Grosseto: The Italian tomato is prized around the world. Southern Europe’s biggest hydroponics farm is growing pesticide-free crops in environmentally friendly greenhouses – and getting bees to do the hard work.

Set among organic vineyards in Tuscany, Sfera Agricola was launched in 2015 by Luigi Galimberti as a response to repeated UN warnings that food production will need to increase sharply to feed the growing global population.

“The UN reminds us every year that by 2050 there will be 10 billion of us, and we’ll need double the amount of water and double the land to produce food for everyone,” Galimberti said.

“Along with the problems of a suddenly-changing climate, which is having an ever-greater impact on farming, it pushed me to imagine a more efficient, technological way of farming that produces more with less,” he said.
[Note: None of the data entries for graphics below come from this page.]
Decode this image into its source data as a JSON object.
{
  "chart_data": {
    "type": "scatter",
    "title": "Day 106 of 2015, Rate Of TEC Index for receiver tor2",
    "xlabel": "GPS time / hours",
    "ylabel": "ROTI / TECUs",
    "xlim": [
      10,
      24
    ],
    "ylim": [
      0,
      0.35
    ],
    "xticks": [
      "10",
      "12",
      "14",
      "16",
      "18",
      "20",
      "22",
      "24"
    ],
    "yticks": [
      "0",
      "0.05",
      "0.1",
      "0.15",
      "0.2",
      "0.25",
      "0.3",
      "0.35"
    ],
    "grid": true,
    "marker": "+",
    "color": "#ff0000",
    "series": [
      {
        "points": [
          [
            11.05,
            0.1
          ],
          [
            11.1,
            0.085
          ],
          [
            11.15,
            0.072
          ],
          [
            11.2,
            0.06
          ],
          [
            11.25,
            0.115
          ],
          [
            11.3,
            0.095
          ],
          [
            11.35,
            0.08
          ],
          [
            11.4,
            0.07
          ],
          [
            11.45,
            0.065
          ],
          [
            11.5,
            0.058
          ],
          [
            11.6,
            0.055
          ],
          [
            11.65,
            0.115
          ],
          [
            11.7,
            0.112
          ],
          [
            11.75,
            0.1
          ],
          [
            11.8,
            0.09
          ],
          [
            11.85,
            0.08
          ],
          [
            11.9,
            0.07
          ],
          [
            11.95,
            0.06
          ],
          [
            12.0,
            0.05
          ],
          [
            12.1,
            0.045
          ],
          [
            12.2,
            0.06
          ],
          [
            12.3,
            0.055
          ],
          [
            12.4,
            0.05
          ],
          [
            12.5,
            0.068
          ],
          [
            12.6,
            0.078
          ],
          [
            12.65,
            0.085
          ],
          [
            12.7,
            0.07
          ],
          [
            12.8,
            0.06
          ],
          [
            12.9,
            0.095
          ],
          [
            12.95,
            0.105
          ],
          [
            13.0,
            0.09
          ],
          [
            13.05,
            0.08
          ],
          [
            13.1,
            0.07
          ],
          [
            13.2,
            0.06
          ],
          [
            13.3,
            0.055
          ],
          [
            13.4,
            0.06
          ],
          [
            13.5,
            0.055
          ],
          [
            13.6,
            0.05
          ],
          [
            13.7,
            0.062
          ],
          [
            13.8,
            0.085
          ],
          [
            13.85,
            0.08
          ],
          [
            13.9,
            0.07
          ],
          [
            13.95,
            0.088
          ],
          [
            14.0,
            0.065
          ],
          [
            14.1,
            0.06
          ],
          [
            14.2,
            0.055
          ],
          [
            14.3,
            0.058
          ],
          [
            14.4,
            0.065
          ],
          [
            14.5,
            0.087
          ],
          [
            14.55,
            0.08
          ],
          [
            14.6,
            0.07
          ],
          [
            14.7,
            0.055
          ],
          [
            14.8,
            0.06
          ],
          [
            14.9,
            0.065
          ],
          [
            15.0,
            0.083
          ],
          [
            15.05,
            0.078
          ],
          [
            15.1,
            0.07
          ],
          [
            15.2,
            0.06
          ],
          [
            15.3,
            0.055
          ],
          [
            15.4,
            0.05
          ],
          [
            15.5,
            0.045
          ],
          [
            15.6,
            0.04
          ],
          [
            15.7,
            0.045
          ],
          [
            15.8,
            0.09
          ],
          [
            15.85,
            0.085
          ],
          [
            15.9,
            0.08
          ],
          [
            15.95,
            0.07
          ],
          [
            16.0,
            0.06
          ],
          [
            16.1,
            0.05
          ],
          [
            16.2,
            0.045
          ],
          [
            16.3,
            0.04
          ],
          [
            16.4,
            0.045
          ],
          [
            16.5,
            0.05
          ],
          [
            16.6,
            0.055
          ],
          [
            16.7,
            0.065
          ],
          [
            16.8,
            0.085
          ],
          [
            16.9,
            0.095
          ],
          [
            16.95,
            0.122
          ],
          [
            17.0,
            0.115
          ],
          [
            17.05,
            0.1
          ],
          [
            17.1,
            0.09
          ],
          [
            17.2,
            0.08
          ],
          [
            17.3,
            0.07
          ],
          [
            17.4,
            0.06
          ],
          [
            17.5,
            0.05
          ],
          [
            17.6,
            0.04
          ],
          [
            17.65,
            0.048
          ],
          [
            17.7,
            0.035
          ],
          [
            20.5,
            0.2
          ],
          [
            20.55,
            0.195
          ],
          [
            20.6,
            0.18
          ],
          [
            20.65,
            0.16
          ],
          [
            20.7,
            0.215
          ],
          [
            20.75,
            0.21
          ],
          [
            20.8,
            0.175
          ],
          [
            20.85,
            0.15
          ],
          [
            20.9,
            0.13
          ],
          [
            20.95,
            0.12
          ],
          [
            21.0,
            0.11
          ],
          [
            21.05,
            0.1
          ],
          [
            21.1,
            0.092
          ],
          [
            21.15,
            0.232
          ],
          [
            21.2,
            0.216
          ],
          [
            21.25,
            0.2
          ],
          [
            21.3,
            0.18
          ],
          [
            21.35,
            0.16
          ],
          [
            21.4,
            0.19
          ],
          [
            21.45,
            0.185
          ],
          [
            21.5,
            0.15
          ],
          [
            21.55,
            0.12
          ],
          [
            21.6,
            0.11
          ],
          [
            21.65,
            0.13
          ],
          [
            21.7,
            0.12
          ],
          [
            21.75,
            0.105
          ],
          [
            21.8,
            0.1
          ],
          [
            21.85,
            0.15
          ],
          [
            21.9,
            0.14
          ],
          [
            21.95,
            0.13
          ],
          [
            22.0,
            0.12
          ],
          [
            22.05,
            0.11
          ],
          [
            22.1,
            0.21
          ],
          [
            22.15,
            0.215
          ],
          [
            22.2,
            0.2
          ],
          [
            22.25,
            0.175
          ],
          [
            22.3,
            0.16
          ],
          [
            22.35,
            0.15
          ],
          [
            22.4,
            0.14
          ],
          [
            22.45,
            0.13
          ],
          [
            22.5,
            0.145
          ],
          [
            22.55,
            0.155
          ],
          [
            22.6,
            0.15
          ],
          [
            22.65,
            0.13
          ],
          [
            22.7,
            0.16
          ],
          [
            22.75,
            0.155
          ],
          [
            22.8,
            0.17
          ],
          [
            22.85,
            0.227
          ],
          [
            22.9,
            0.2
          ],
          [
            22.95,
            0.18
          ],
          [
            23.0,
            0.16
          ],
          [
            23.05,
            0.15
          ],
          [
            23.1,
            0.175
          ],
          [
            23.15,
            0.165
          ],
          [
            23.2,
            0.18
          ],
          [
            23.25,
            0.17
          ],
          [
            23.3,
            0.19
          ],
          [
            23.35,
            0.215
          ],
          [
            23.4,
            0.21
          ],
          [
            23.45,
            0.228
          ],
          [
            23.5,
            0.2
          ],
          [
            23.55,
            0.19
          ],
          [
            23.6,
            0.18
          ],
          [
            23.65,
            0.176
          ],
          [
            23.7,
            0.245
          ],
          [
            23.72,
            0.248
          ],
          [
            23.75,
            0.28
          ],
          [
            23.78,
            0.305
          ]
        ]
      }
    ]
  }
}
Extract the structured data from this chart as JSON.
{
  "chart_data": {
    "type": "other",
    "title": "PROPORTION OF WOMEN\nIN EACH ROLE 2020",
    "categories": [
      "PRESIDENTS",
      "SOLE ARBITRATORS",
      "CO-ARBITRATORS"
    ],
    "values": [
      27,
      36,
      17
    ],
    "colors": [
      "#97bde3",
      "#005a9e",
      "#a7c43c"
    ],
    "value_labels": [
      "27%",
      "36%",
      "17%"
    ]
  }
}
Hydroponics is a method of growing plants without soil, using water fortified with mineral nutrients and oxygen instead.

Galimberti’s farm produces a kilogram of tomatoes or lettuce using just two litres of water, compared to 75 in fields, he says. Of those two liters, over 90% is collected rainwater.

It relies on natural organisms to control pests and disease and the few plants that need to be treated chemically are separated and their fruit destroyed.

“We use bumblebees to pollinate the flowers, and we release a series of insect predators to combat the insects we fear,” Galimberti said, adding that it had led to the creation of new bee colonies in a boost for the local ecosystem.

Pickers shuttle back and forth on solar-powered platforms, delicately tying back the plants’ upper branches as the fruit below ripens.